Par rapport à d'autres domaines de la finance (en particulier la comptabilité en partie double), l'investissement durable est relativement nouveau. Par conséquent, il est facile de se perdre dans les définitions et les attentes, en particulier lorsque nous sommes dans une phase où les régulateurs imposent des échéances pour trouver des solutions.

Plusieurs catégories d’approches qualifiaient l’investissement durable comme un «processus» il y a dix ans. Cependant, les investisseurs se concentrons sur les caractéristiques des entreprises aujourd’hui, ce qui signifie que l'investissement durable relève plus d'une «chose».

En effet, toute nouveauté apparaît souvent avec un manque de terminologie et de définitions communément acceptées, si bien que le débat relatif à la définition l'investissement durable est assez normal. Il convient de noter qu'il aura fallu 400 ans pour que la «simple» comptabilité financière en partie double, conceptualisée pour la première fois au XVe siècle par le mathématicien Luca Bartolomeo de Pacioli, évolue vers les normes IFRS (International Financial Reporting Standards) ou GAAP (Generally Accepted Accounting Principles) d'aujourd'hui. Et pourtant, il existe toujours des entreprises qui truquent les comptes et qui trompent les vérificateurs, ce qui montre que les procédures de comptabilité et d'audit, censées être très standardisées, ne règlent pas tous les problèmes.

Dans les premières années de l'investissement durable et responsable, les diverses associations professionnelles et forums de l'investissement social (FIS) pouvaient aider les investisseurs à définir ce qu'est l'investissement durable. À partir des années 1980, avec la création du Forum pour l'investissement durable et responsable aux États-Unis (US SIF) puis d'autres organismes professionnels régionaux, ces associations ont collectivement essayé de rassembler les idées des leaders d'opinion dans le domaine de l'investissement durable, même lorsque celui-ci s'est rapidement développé au début des années 2000.

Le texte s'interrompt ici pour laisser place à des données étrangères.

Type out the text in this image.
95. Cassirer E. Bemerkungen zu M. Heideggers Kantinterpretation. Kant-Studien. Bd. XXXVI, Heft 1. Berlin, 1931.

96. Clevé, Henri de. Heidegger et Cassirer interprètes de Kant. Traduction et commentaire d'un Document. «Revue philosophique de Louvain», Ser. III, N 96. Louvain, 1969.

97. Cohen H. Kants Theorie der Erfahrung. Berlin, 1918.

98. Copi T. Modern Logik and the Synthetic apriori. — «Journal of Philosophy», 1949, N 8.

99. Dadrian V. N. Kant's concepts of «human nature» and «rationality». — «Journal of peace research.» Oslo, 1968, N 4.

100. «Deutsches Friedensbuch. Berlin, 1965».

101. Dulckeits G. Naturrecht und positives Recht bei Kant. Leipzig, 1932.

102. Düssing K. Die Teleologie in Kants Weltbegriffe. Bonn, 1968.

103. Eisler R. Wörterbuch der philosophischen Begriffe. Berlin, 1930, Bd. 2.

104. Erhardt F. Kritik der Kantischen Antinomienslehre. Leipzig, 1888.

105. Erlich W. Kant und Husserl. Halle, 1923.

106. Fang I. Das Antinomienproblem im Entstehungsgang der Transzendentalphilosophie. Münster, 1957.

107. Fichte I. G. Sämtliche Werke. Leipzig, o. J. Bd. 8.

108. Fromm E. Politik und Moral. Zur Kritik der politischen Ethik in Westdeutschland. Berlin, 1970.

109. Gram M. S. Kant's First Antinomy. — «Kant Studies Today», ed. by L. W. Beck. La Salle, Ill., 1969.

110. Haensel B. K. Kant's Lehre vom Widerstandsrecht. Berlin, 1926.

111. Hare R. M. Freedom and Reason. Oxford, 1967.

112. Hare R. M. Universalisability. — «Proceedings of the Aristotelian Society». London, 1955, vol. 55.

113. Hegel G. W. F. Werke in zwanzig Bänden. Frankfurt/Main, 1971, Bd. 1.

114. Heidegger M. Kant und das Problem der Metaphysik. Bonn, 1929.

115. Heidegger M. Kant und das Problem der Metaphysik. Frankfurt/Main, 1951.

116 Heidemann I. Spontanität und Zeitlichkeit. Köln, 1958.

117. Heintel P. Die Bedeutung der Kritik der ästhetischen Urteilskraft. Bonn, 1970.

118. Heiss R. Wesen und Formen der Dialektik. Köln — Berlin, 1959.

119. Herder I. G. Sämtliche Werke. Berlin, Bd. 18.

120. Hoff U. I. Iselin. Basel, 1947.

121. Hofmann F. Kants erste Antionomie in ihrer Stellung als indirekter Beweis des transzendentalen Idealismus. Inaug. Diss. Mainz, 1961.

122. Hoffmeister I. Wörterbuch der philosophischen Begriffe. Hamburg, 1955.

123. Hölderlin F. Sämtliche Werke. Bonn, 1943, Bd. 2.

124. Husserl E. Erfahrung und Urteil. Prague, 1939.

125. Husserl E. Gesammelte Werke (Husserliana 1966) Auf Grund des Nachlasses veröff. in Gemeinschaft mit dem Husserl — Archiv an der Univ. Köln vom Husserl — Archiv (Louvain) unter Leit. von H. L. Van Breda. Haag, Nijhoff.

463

Après quelques années, certains SIF régionaux ont cessé de considérer comme durables les fonds affichant juste quelques exclusions basiques.
Catégoriser l'investissement durable

Créée en 2012, la Global Sustainable Investment Alliance (GSIA) a publié en 2014 un premier rapport qui a permis de clarifier le paysage mondial de l'investissement durable en classant toutes les approches d'investissement durable en sept catégories : le filtrage négatif, le filtrage basé sur les normes, l'intégration ESG, l'investissement thématique, l'investissement communautaire, l'actionnariat actif et l'approche best-in-class/filtrage positif. Cette étude marquante a donc proposé un cadre compréhensible au marché des fonds d'investissement qui enregistrait une croissance rapide.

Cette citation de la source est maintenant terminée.